India’s ethanol blending in petrol reached 18.93% by June 30, 2025, reflecting strong market growth supported by stable prices and grain diversification. The sector, valued at USD 3 billion in 2024, is projected to reach USD 10.07 billion by 2033, growing at a 14.4% CAGR. Gulshan Polyols operates plants with capacities of 60 KLPD and 500 KLPD in Madhya Pradesh and 250 KLPD in Assam.

Gulshan Polyols Limited is a leading Indian manufacturer of grain and mineral-based specialty chemicals like ethanol, sorbitol, and calcium carbonate. The company’s primary focus is on undertaking all necessary measures to maintain, excel, and expand its business operations while ensuring stakeholder interests.  

Moreover, Gulshan Polyols runs advanced grain processing units in Gujarat and Uttar Pradesh. The Gujarat site manufactures sorbitol solution and liquid glucose, securing Star Export House status for its derivative exports. The Uttar Pradesh facility, built on 50 acres, delivers native starch, fructose syrup, and calcium carbonate.

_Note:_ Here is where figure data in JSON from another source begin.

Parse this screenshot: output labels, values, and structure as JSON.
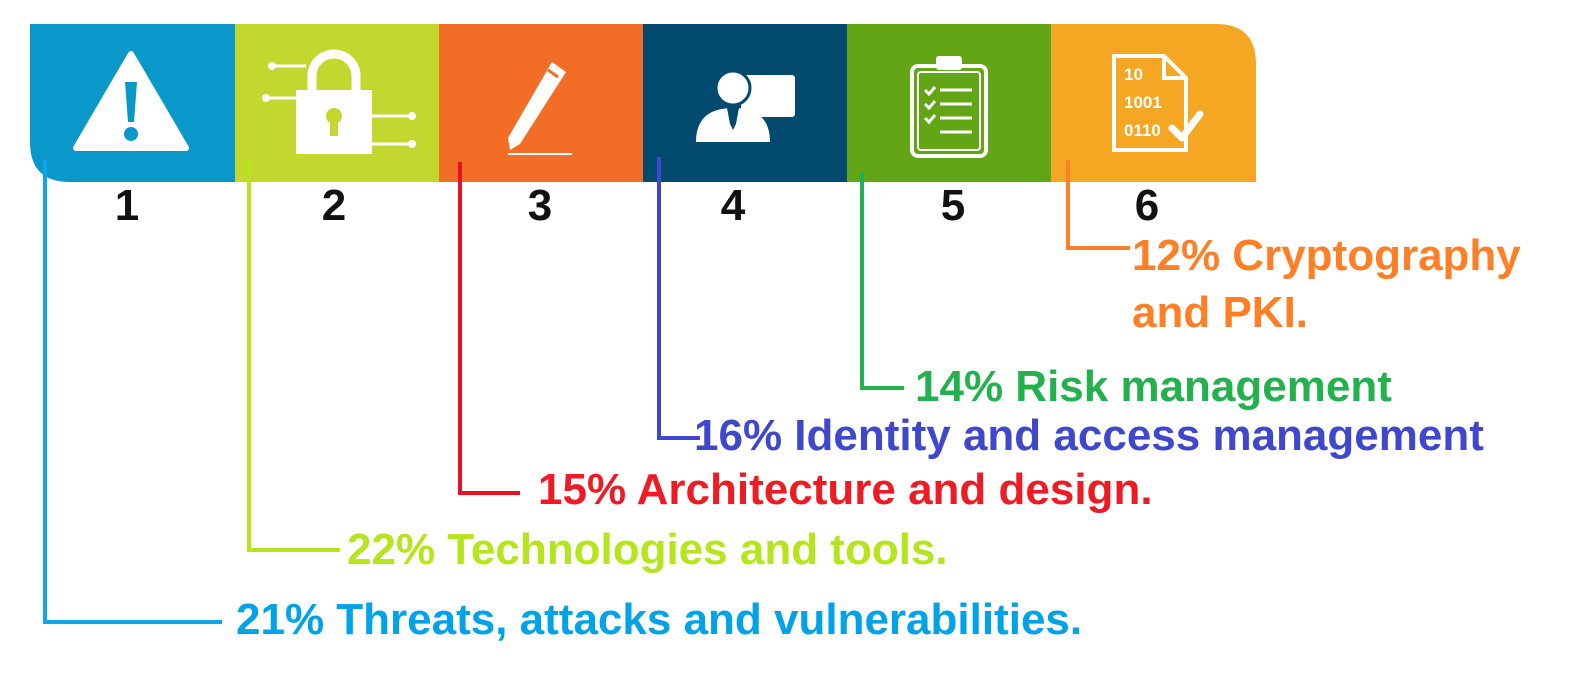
{
  "colors": {
    "blue": "#0a97c9",
    "lime": "#c3d82e",
    "orange": "#f26e26",
    "navy": "#034b6e",
    "green": "#62a616",
    "amber": "#f5a623",
    "line_blue": "#0ea5e9",
    "line_lime": "#b5e61d",
    "line_red": "#e81123",
    "line_indigo": "#3f48cc",
    "line_green": "#22b14c",
    "line_orange": "#ff7f27",
    "text_blue": "#00a2e8",
    "text_lime": "#b5e61d",
    "text_red": "#ed1c24",
    "text_indigo": "#3f48cc",
    "text_green": "#22b14c",
    "text_orange": "#ff7f27"
  },
  "segments": [
    {
      "number": "1",
      "icon": "warning-icon"
    },
    {
      "number": "2",
      "icon": "padlock-circuit-icon"
    },
    {
      "number": "3",
      "icon": "pen-icon"
    },
    {
      "number": "4",
      "icon": "presenter-icon"
    },
    {
      "number": "5",
      "icon": "clipboard-checklist-icon"
    },
    {
      "number": "6",
      "icon": "binary-document-check-icon",
      "binary_lines": [
        "10",
        "1001",
        "0110"
      ]
    }
  ],
  "labels": {
    "item1": "21%  Threats, attacks and vulnerabilities.",
    "item2": "22% Technologies and tools.",
    "item3": "15% Architecture and design.",
    "item4": "16% Identity and access management",
    "item5": "14% Risk management",
    "item6_line1": "12% Cryptography",
    "item6_line2": "and PKI."
  }
}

Additionally, Gulshan Polyols’ mineral processing division runs state-of-the-art facilities across six states, manufacturing a range of products including calcium carbonate and coated/uncoated minerals. Plants in Uttar Pradesh, Himachal Pradesh, Rajasthan, West Bengal, and Madhya Pradesh deliver key industrial inputs. Their diversified footprint supports high utilization, reliable supply, and tailored offerings for leading domestic and regional clients.

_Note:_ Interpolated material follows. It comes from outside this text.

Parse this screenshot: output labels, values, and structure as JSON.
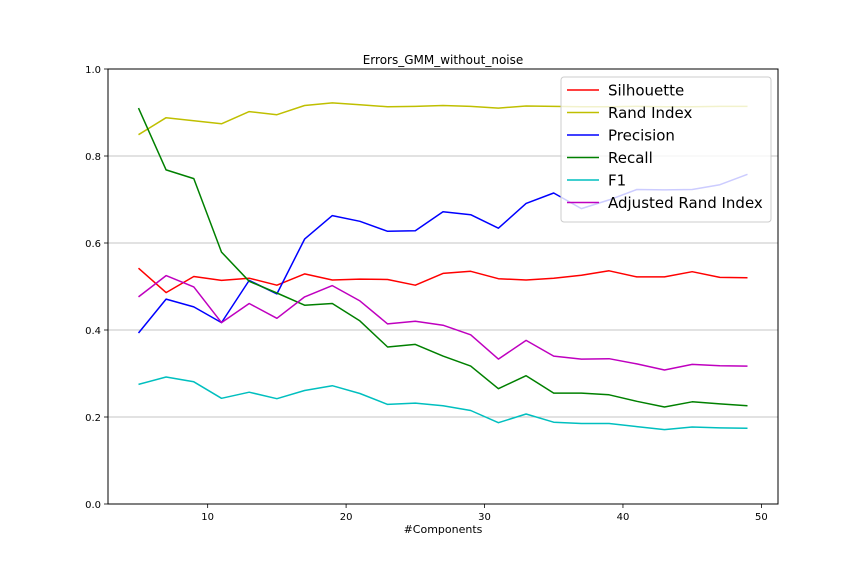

Gulshan Polyols expects solid momentum in FY26, with its ethanol segment aiming for full capacity and hitting the 25 Cr litre production mark. The mineral division continues to run stably at full utilization, supporting consistent results. However, the grain segment faces margin pressure due to domestic oversupply in sorbitol and starch, challenging profitability for now.

The company reported strong quarterly growth, with revenue rising 30% from Rs 455 crore in Q1FY25 to Rs 593 crore in Q1FY26. Net profit also grew 30%, reaching Rs 13 crore from Rs 10 crore, reflecting improved operational efficiency and healthy business momentum.